Embora a China possua o menor número total de vetos, sua atuação demonstra uma tendência crescente e estratégica de uso no século XXI, especialmente desde 1997 e de forma concentrada em questões como a Síria.5 Essa mudança de comportamento reflete sua crescente influência global e uma política externa mais assertiva, frequentemente alinhada à Rússia para contrabalançar as iniciativas ocidentais e defender o princípio da não-interferência em assuntos internos de estados soberanos. O veto chinês tornou-se um sinal claro de sua posição em favor de uma ordem mundial multipolar e de sua oposição a intervenções que considera violações da soberania nacional, mesmo em contextos de crises humanitárias.

5. Implicações e Críticas ao Poder de Veto

O poder de veto no Conselho de Segurança da ONU é alvo de amplas críticas por diversas razões, sendo a mais proeminente a sua capacidade de gerar impasses geopolíticos e, consequentemente, a inação do Conselho. Este mecanismo permite que os interesses geopolíticos dos membros permanentes sejam protegidos, muitas vezes em detrimento da paz e segurança globais.2 A incapacidade do CSNU de tomar ações eficazes em crises humanitárias de grande escala, como o genocídio em Ruanda (1994) e a prolongada Guerra Civil Síria (2011-presente), é frequentemente citada como exemplos flagrantes de como o veto impede o cumprimento do propósito fundamental da organização.2

Críticos argumentam que o veto confere a nações poderosas uma espécie de impunidade, permitindo-lhes obstruir a justiça internacional e minar a credibilidade do Conselho de Segurança.2 O veto, em sua essência, impede que a ONU atue contra os próprios membros permanentes ou seus aliados, mesmo em situações de graves violações do direito internacional.3

Além do uso formal durante as votações, a mera ameaça de veto por um ou mais membros permanentes pode ter um impacto profundo na dinâmica do Conselho. Não é incomum que um projeto de resolução não seja sequer formalmente apresentado para votação devido à expectativa de que seria vetado.5 Essa observação revela que o veto não se limita a um poder de bloqueio

ex post facto, mas funciona como um poder de agenda ex ante. Isso significa que a simples existência do veto e a percepção da disposição de um membro permanente em utilizá-lo podem dissuadir outros membros de propor resoluções que seriam vetadas, resultando em uma autocensura e uma limitação da discussão e da ação do Conselho. Essa é uma implicação mais profunda do veto, que transcende as estatísticas de uso e afeta a própria dinâmica de formulação de políticas do CSNU.

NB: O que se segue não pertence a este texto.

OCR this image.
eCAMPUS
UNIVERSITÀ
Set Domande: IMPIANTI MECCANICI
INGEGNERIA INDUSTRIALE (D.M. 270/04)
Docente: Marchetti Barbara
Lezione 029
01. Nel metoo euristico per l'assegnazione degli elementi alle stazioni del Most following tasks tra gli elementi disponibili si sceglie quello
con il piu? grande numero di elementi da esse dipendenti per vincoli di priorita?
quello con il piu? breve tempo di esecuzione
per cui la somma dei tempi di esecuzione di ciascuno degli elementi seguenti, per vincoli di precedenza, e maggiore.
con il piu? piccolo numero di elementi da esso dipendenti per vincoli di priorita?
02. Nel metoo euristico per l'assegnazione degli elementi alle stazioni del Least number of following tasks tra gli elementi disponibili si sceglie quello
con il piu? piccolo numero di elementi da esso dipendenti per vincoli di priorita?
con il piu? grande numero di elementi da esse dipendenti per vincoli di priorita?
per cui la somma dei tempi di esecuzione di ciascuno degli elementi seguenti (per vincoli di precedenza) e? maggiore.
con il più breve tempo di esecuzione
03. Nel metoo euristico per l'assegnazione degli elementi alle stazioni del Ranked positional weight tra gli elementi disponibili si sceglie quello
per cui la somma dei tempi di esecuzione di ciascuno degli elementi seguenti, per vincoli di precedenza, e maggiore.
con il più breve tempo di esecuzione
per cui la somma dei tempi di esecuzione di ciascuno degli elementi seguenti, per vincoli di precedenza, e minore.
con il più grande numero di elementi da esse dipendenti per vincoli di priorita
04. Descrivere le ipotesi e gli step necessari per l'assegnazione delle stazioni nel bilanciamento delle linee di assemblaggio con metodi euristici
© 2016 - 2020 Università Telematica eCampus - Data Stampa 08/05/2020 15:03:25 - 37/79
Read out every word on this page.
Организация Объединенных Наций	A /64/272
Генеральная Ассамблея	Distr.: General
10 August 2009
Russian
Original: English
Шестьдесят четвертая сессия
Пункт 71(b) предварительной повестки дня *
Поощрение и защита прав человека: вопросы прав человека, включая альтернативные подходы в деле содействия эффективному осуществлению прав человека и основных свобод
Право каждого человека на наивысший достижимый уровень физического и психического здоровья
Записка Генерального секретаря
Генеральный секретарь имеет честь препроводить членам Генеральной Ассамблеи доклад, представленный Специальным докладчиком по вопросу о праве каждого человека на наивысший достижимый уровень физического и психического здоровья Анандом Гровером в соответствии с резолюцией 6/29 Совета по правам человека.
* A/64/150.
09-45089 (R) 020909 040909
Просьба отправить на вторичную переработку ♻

Propostas de Reforma do Veto

O debate sobre a reforma do veto continua a ganhar força, impulsionado pelas mudanças nas dinâmicas de poder globais e pela crescente demanda por um Conselho de Segurança mais representativo e eficaz.2

  • Expansão da Membresia: Potências emergentes, como Índia, Brasil e África do Sul, defendem a necessidade de um Conselho de Segurança mais inclusivo. As propostas variam desde a expansão da membresia permanente até a limitação do próprio poder de veto.2

  • Princípio da "Responsabilidade de Não Vetar": Uma das propostas mais discutidas é a introdução de um princípio de "responsabilidade de não vetar". Este princípio visaria limitar o uso do veto em casos envolvendo atrocidades em massa, como genocídio, crimes de guerra e crimes contra a humanidade.2 No entanto, entre os membros permanentes, apenas o Reino Unido tem apoiado publicamente esta iniciativa.5

  • Requisito de Múltiplos Vetos: Outra sugestão é exigir que pelo menos dois ou mais membros permanentes exerçam um veto para que ele seja eficaz. Isso reduziria o impacto do obstrucionismo unilateral por parte de um único país.2

  • A "Iniciativa do Veto" (2022): Em um esforço para aumentar a transparência e a prestação de contas, a Assembleia Geral da ONU adotou a "iniciativa do veto" em 26 de abril de 2022. Esta iniciativa estabelece um mandato permanente para que cada veto seja publicamente discutido e criticado na Assembleia Geral.7 Embora não altere o direito legal de veto, ela aumenta significativamente a pressão diplomática e a necessidade de justificação por parte dos membros permanentes.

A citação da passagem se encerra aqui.